À l’origine de la mobilisation : un rapport publié cet été par la Cour des comptes consacré à la gestion des ressources humaines d’EDF. Les magistrats financiers y pointent le poids de plusieurs avantages sociaux et estiment que le cadre actuel doit évoluer.
La rentrée sociale s’annonce électrique à Saint-Étienne. Ce mardi 15 septembre, les agents des Industries électriques et gazières de la Loire sont appelés à participer à une mobilisation organisée dans le cadre d’un mouvement national.

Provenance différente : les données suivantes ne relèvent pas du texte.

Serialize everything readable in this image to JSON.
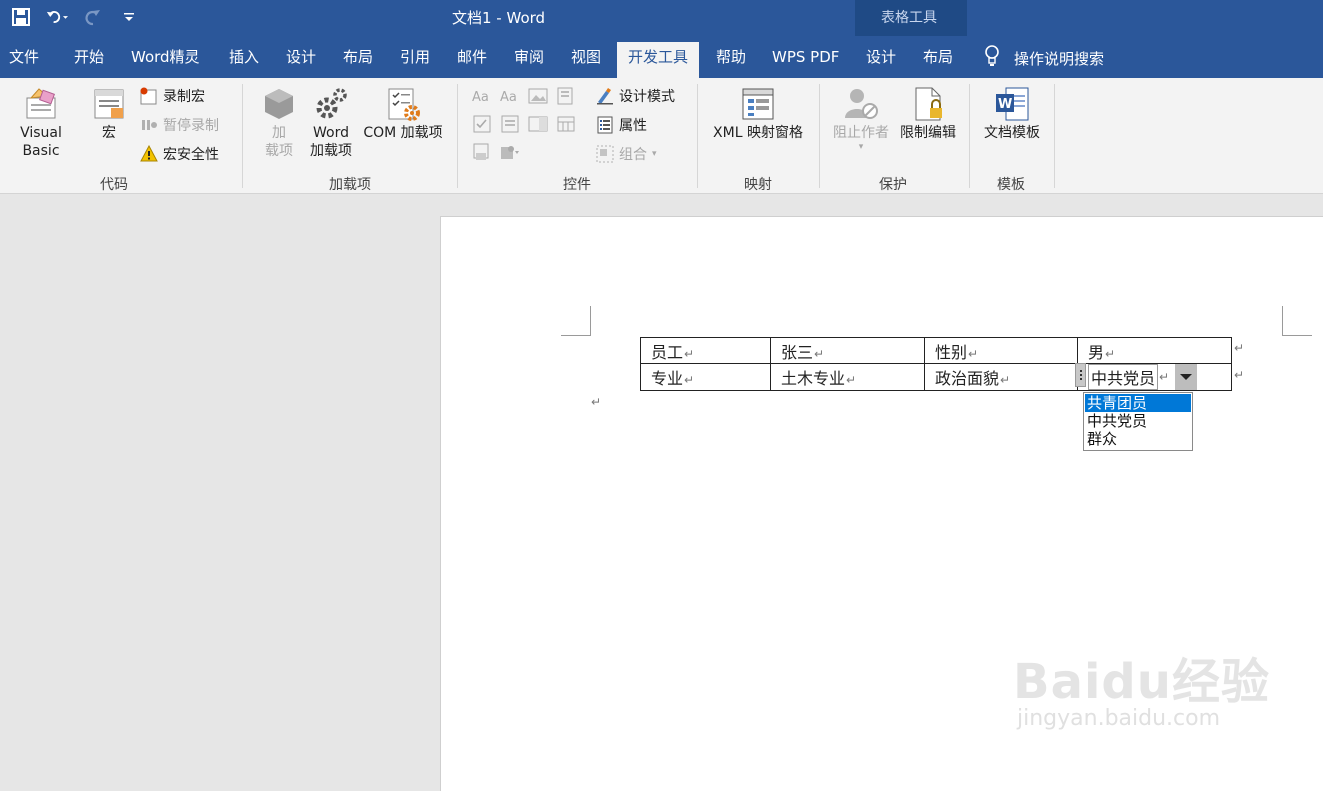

Le rendez-vous est fixé à 11 heures place Jean-Jaurès, dans le centre-ville de Saint-Étienne. L’appel concerne aussi bien les salariés en activité que les anciens agents du secteur.
À l’origine de la mobilisation : un rapport publié cet été par la Cour des comptes consacré à la gestion des ressources humaines d’EDF. Les magistrats financiers y pointent le poids de plusieurs avantages sociaux et estiment que le cadre actuel doit évoluer.
Le « tarif agent » au cœur de la contestation
Le sujet le plus sensible concerne l’avantage en nature énergie, plus communément appelé « tarif agent ». Ce dispositif permet notamment à des salariés et retraités du secteur de bénéficier de conditions tarifaires particulièrement avantageuses sur leur consommation d’électricité ou de gaz.
La Cour des comptes estime que certains avantages accordés aux salariés présentent une valorisation fiscale et sociale très inférieure à leur valeur réelle. Plus largement, elle chiffre à environ 1 milliard d’euros en 2024 le coût des différents avantages sociaux accordés au sein d’EDF SA. Elle souligne également que les charges de personnel de l’entreprise ont progressé de 17 % entre 2021 et 2024.
Les organisations syndicales contestent cette analyse et refusent que les salariés deviennent, selon elles, la variable d’ajustement d’une réforme du secteur. Au niveau national, CGT, CFDT, FO et CFE-CGC ont appelé ensemble les électriciens et gaziers à cesser le travail ce 15 septembre pour défendre le maintien de leurs garanties statutaires.
Une délégation attendue à la préfecture de la Loire
Après le rassemblement stéphanois, le mouvement doit se poursuivre dans l’après-midi. Une délégation syndicale doit être reçue à 13 h 45 à la préfecture de la Loire.
Les représentants des salariés souhaitent notamment défendre le statut national des Industries électriques et gazières et insister sur les conditions nécessaires, selon eux, au maintien d’un service public de l’énergie disposant de personnels suffisamment formés et qualifiés.
La mobilisation dépasse donc la seule question de la facture énergétique des agents.
Les syndicats attaquent aussi la libéralisation du marché de l’énergie
L’intersyndicale ligérienne entend également remettre sur la table un débat beaucoup plus large : celui de l’organisation du marché de l’énergie.
Les syndicats considèrent que les hausses de prix supportées par les ménages ces dernières années ne peuvent pas être imputées aux avantages accordés aux salariés du secteur. Ils mettent plutôt en cause les transformations successives du marché européen de l’énergie, la mise en concurrence des opérateurs et les politiques de libéralisation engagées depuis les années 2000.
La Cour des comptes rappelle elle-même qu’EDF a connu de profondes mutations depuis l’ouverture du secteur électrique européen à la concurrence, tandis que le statut de nombreux salariés des Industries électriques et gazières a, lui, relativement peu évolué.
À Saint-Étienne comme dans le reste de la France, la journée du 15 septembre devrait donc constituer un premier rapport de force important entre les syndicats de l’énergie et les pouvoirs publics. Dans la Loire, celui-ci commencera dès 11 heures place Jean-Jaurès, avant de se déplacer quelques heures plus tard à la préfecture.